Presentato alla festa del cinema di Roma lo scorso ottobre, l’ultimo film del regista Mark Mylod è disponibile sulla piattaforma streaming Disney+.
Un thriller che è allo stesso tempo celebrazione estetica del cibo e critica sociale di quel filone d’intrattenimento, oramai saturo, incentrato sulla cucina.
Antipasto: un’isola im-perfetta
Il giovane Tyler, interpretato da Nicholas Hoult, è finalmente riuscito a ottenere due posti nel lussuoso e prestigioso ristorante dello chef stellato Slowik che si trova su un’isola privata. Insieme a lui c’è la regina degli scacchi Anya Taylor-Joy che veste i panni di Margot, una giovane donna misteriosa ben poco interessata a ciò che l’aspetta.
L’isola dove sorge il ristorante appare come l’ambientazione più adatta per la trama del film ed è in grado di coinvolgere fin da subito lo spettatore in quel frullato di emozioni che esploderanno poi nel corso della visione. Se in un primo momento l’isola appare come paradisiaca, basta poco per ricredersi: aleggia un’aria di mistero e l’ironia forzata di alcune battute dei personaggi sembra innestare il dubbio che si possa nascondere qualcosa dietro l’apparenza.
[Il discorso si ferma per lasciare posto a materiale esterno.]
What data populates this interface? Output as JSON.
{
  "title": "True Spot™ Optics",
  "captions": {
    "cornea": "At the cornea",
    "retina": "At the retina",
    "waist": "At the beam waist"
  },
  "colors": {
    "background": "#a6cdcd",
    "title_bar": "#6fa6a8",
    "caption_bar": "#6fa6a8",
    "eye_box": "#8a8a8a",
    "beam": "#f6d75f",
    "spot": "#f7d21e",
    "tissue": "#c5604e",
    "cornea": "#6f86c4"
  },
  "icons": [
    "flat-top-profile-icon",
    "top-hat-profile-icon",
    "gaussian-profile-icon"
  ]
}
Margot, in quanto completamente disinteressata, appare come l’unica tra le persone coinvolte a non essere affascinata da ciò che le viene mostrato e diviene la rappresentazione simbolica dei dubbi dello spettatore.
The Menu, la portata principale: ingredienti buoni, ma poca coesione
Gli undici invitati giungono nella sala dove si terrà la cena, un ambiente chiuso con vetrate e una cucina a vista. In questa luogo claustrofobico si svolgerà la quasi totalità delle scene, un rimando all’ottimo film di Roman Polański Carnage (2011) nel quale la perfetta recitazione degli attori è il supporto principale dell’opera in grado di mettere in secondo piano qualsiasi altro elemento cinematografico.
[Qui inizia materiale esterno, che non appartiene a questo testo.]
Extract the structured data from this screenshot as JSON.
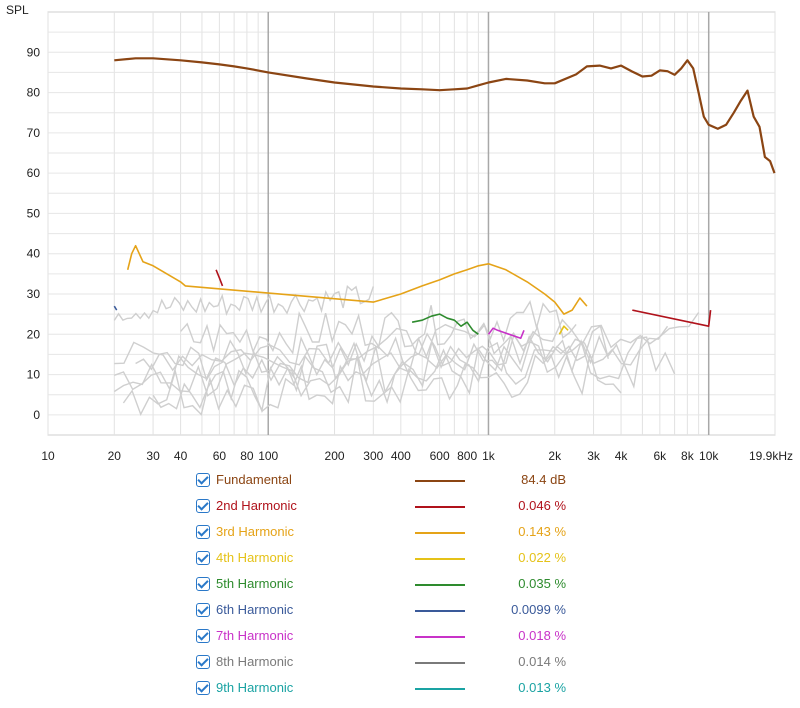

Decisamente diverso è il risultato ottenuto da The menu: i presupposti forse c’erano, ma tutti gli ingredienti si sono trasformati in caricaturali. A partire dai personaggi, stereotipi piatti, che si sviluppano solo nella loro prevedibilità.
Il film comunque raggiunge l’obiettivo di coinvolgere lo spettatore e incuriosirlo.
Lo chef Slowik, Ralph Fiennes, si presenta ai commensali e inizia a far entrare le portate del suo menu. L’obiettivo della sua cucina è l’esaltazione della materia prima, proveniente dall’isola, e far comprendere che il cibo non dev’essere meramente assimilato, ma bisogna conoscerlo e assaporarlo.
È lui a dirigere l’orchestra di questa rappresentazione e la sua sicurezza lo trasforma in un giudice pronto a emettere la sentenza contro l’arroganza di chi vede la cucina come semplice svago.
La presentazione del menu coinvolge sempre più gli invitati, la meraviglia e lo stupore lasciano ben presto lo spazio al dubbio prima e al timore poi. La cucina si fonde con l’arte e alcune scene sembrano happening artistici: la scena tra lo chef Slowik e la sua sous chef richiama alla mente Marina Abramović e il compagno Ulay che con le loro rappresentazioni artistiche hanno contribuito a definire il concetto di performance art.
L’ultima portata: un finale amaro
L’isola, gli invitati, i dubbi e la ricerca di indizi ricordano il libro Dieci piccoli indiani di Agatha Christie, la cui struttura narrativa prosegue senza intoppi verso un finale che si pone come sostegno per l’intera trama.
Il lavoro di Mark Mylod raggiunge gli obiettivi fissati fino a metà film, dal climax in poi sembra completamente perdere i suoi presupposti.
Il menu servito è una raffinata critica alla contemporaneità e al suo intrattenimento, le riprese e le presentazioni dei piatti richiamano inevitabilmente alla mente i programmi di cucina, oramai divenuti una delle colonne portanti dell’intrattenimento.
Il cast, i rimandi simbolici e la splendida fotografia non sono sufficienti, il film si perde completamente dalla seconda portata in poi trasformandosi, in gergo culinario, in un mappazone.
La cucina fa da sfondo a molti prodotti audiovisivi presentati negli ultimi mesi, come Boiling point di Philip Barantini, la commedia francese Si, Chef! di Louis-Julien Petit e la serie tv The Bear.
In The menu coesistono due opere con due esiti completamente differenti
La prima parte vince e riesce negli intenti, la seconda parte trasforma e condanna l’opera a un risultato assimilabile a quei programmi e quella filosofia che a gran voce prova a criticare diventando mero intrattenimento.